Our ranch house was located at the bottom of a canyon, cut deep into the earth over the years by the North Laramie River. Several times a year my Dad would climb the steep south mountain of the canyon to visit an elderly neighbor woman named Sophie. The cliffs of the canyon rose 2,000 feet on either side of the ranch house, covered with boulders and littered with the debris from an occasional landslide.
When I turned 8, Dad finally relented and allowed both my brother and me to climb with him on one of his visits to Sophie. He had not heard from her for a while and she had no telephone. Anxiously, I wondered how we would “stick” to the rocks and not fall off.
He told me not to worry about that as I looked up from the bottom toward our goal—the mountain top.
Instead, he told me to keep my eyes on the few feet of mountain around me so I could find places to put my hands and feet. The places to pull ourselves up with our hands and steps that led upward would reveal themselves as we got closer.
Even though the mountain side looked sheer from the bottom, there were lots of crevices and places to climb once we got started. They were invisible from below, lost in the grandeur of the larger view.
By breaking down my goal of climbing the mountain into small steps to be taken one at a time, I was successful and able to reach the top.
Leaders with strong minds are successful because they not only establish their goals, they know how to break them down into tiny, clear chunks.
If you spend too much time contemplating the huge distance between where you are now and the goal you want to achieve, there is a risk you’ll never get started.
Too much information can be as intimidating as it is inspiring. Chunking is breaking down larger goals into achievable steps. This will help you understand all the tasks involved in achieving a big goal as well as create a timeline to get them done. Chunking tasks that are related is an efficient way to create a strong mind because the brain loves to make connections.
By breaking down a huge project into smaller chunks, you can also experience the sense of achievement and progress.
Here are 7 ways:
1. Chunking often works best when you work backwards from your goal. Think about the obstacles you need to overcome, barriers you need to break, customers you need to contact, or product you need to produce if you want to be successful.

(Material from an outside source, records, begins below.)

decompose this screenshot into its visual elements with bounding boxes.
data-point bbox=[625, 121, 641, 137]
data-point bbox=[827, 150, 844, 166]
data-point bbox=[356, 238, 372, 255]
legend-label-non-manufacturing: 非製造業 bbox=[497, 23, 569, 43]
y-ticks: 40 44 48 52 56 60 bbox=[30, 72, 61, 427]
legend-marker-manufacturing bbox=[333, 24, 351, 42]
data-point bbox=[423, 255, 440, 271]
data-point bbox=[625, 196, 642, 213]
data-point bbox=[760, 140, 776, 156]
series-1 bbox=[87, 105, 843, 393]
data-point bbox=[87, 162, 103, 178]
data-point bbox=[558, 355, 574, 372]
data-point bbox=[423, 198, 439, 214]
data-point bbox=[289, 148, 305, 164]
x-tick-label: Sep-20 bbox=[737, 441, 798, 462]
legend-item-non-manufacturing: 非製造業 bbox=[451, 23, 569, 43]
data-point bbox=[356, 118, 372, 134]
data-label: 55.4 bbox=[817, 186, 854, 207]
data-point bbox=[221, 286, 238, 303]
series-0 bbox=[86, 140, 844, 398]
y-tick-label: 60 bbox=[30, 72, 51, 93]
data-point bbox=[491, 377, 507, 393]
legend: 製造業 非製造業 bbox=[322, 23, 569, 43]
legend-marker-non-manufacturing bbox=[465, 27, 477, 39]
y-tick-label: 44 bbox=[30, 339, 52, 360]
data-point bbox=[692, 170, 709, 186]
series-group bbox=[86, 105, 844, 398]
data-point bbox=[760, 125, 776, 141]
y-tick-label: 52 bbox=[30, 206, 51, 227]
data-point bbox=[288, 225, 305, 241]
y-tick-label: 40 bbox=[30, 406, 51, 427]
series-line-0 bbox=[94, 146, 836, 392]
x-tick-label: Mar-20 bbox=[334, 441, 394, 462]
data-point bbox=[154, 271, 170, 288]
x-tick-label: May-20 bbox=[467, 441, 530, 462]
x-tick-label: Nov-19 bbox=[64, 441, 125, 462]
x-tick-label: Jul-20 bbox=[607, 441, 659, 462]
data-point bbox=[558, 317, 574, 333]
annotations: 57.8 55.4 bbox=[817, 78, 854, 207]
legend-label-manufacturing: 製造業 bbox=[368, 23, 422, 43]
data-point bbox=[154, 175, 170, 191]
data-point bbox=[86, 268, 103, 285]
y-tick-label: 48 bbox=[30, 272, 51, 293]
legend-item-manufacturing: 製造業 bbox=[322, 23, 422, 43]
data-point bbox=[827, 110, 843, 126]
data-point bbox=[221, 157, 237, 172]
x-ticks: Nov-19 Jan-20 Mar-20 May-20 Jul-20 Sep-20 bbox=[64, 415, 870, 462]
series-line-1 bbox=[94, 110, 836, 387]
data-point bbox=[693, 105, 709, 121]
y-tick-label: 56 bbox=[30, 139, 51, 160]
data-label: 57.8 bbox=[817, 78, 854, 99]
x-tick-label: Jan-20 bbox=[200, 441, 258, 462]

2. Investigate further to see if each goal you’ve listed above can be broken down even further into mini-goals. Take a closer look at each goal and see what steps are needed to achieve that specific goal.
3. Create a visual map if you’re a visual person so you can get a picture of a) where you are, b) where you want to end up, and c) what needs to be done to accomplish it.
4. Put your tasks in chronological order, working out what jobs need to be done a) first, b) alongside others, and c) alone.
5. Identify those tasks that will require more effort or additional training in order for you to accomplish them. If possible, choose the time you can tackle them rather than waiting until they are foisted upon you when you are least prepared to deal with them.
6. Build a timeline of your tasks. Decide when you need to reach your goal if you have the luxury of setting your own deadline. If you do not have that luxury, write the deadline down and then identify how much time you will need to accomplish each step and mini-goal. If you’re pressed for time, how much of the work can you assign to others? Think about getting professional assistance if you need.
7. Keep your eye on the next step. Chunking allows us to create small, achievable steps so we do not lose our confidence as we move toward the larger goal.
Successful people understand that clarity gives us certainty. Small, clear goals keep our attention focused and yet are not enough to stress us out.
After I made it up the mountain, I felt as though I was sitting on top of the world! Sophie was there and made us lunch, and then we headed back down. What I learned that day was that it’s easy to feel overwhelmed when confronted by a big task. However, by keeping these steps in mind, you create a way to reach the top.
What suggestions do you have for tackling big goals?